House Impeaches Trump for Abuse of Power, Obstruction of Congress

For the third time in U.S. history, the House of Representatives voted to impeach a sitting president, passing two articles of impeachment against President Donald Trump on Wednesday, December 18 for violating his oath of office and abusing his presidential powers. 

House lawmakers voted almost entirely along party lines, 230-197, in favor of impeaching Trump for abuse of power, followed by a second vote, 229-198, accusing the president of obstructing Congress. 

According to The New York Times, no Republicans voted against Trump. Two Democrats, Jeff Van Drew of New Jersey and Collin Peterson of Minnesota, voted with Republicans against both articles, and Democratic presidential candidate Tulsi Gabbard of Hawaii voted “present” on both articles.

Hours before the vote Wednesday, House Speaker Nancy Pelosi (D-CA) took to the House floor, saying it was imperative to impeach Trump because the president is “an ongoing threat to our national security and the integrity of our elections.”

“It is an established fact the president violated the Constitution,” Pelosi said, standing beside a poster with the U.S. flag and the phrase “To the Republic, for which it stands…” below. 

Trump, who was at a political rally in Battle Creek, Michigan, took to the stage just before the vote, telling the crowd, “It doesn’t really feel like we're being impeached. The country is doing better than ever before. We did nothing wrong. And we have tremendous support in the Republican Party like we have never had before. Nobody has ever had this kind of support.”

During the tense 10 hours of debate over the article of impeachment, Democrats and Republicans accused one another of acting in bad faith. 

Democrats inculpated their counterparts of willfully turning a blind eye to the president’s wrongdoings, arguing that Trump abused his presidential powers in pressuring Ukraine to dig up damaging information on one of his main Democratic challengers for the presidency in 2020, Joe Biden, and his son, Hunter Biden, while withholding nearly $400 million in military aid that Congress had already allocated. Furthermore, Democratic lawmakers charged Trump with “unprecedented, categorical and indiscriminate defiance” as they sought to investigate his actions. According to The Huffington Post, the White House refused to turn over any documents related to the impeachment inquiry and a number of Trump administration officials ignored subpoenas to testify. 

The key evidence supporting Democrats’ charge is a July 25 phone call between Trump and Ukranian President Volodymyr Zelensky, in which a rough transcript revealed that Trump had urged Zelensky to investigate discredited allegations against Biden and his son, BBC News reports. A formal complaint from a whistleblower, an unnamed intelligence official who expressed concern about the call, kicked off the impeachment process in early September. 

“In America, no one is above the law,” House Intelligence Chairman Adam Schiff (D-CA) said on the floor Wednesday. “Donald J. Trump sacrificed our national security in an effort to cheat in the next election.
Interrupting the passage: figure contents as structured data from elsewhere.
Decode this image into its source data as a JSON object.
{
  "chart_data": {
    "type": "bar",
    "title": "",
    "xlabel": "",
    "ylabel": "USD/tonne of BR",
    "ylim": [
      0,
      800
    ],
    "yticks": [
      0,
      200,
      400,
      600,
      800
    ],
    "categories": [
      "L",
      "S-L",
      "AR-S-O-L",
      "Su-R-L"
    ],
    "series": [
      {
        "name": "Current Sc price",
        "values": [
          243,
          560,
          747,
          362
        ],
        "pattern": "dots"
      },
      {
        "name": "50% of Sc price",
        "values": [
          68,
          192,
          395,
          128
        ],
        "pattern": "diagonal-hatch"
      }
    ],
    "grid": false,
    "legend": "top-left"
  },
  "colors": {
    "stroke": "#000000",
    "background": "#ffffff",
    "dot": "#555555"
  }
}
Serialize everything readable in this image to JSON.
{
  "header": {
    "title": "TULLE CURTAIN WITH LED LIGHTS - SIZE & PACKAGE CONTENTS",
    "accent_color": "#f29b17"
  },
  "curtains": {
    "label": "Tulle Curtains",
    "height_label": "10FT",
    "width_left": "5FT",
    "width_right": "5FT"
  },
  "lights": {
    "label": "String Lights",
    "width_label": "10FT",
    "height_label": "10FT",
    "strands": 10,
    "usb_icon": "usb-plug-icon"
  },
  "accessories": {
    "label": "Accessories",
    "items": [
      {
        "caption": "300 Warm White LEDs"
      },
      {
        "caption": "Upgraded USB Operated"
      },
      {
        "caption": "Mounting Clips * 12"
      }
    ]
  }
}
And for that and his continued efforts to seek foreign interference in our elections, he must be impeached.”

Meanwhile, on the Republican side, GOP members accused Democrats of having plotted to impeach the president since he was elected, railing against them over the process. 

Rep. Tim Walberg (R-MI) argued that history would not be kind to Democrats. “You are the ones interfering in America’s election,” he said. “You are the ones subverting America’s democracy. You are the ones obstructing justice. You are the ones bringing pain and suffering to our republic for your own selfish personal, political and partisan gain.”

Now, all eyes rest on the Senate, where Trump will now face his impeachment trial. Senate leadership, however, is already clashing over this next phase. 

In truth, Trump faces little threat of being removed from office, as Senate Republicans seem determined to acquit the president. Senate Majority Leader Mitch McConnell (R-KY) said last week that he was working “in total coordination” with the White House, adding that it was his hope that “there won’t be a single Republican who votes for either of these articles of impeachment.”

McConnell, taking to the Senate floor Wednesday, also pushed back against Minority Leader Chuck Schumer’s call to have witnesses testify in the case, but Schumer stood by his request saying, “I have yet to hear an explanation why less evidence is better than more evidence, particularly when it comes to something as somber, as serious, as important as impeachment of the president of the United States of America.”

For now, it remains unclear when Pelosi will deliver the articles of impeachment to the Senate, saying she needs to know the structure of the trial before naming the managers and echoing Schumer’s complaints regarding fairness, ABC News reports. 

The Senate trial will most likely begin next month.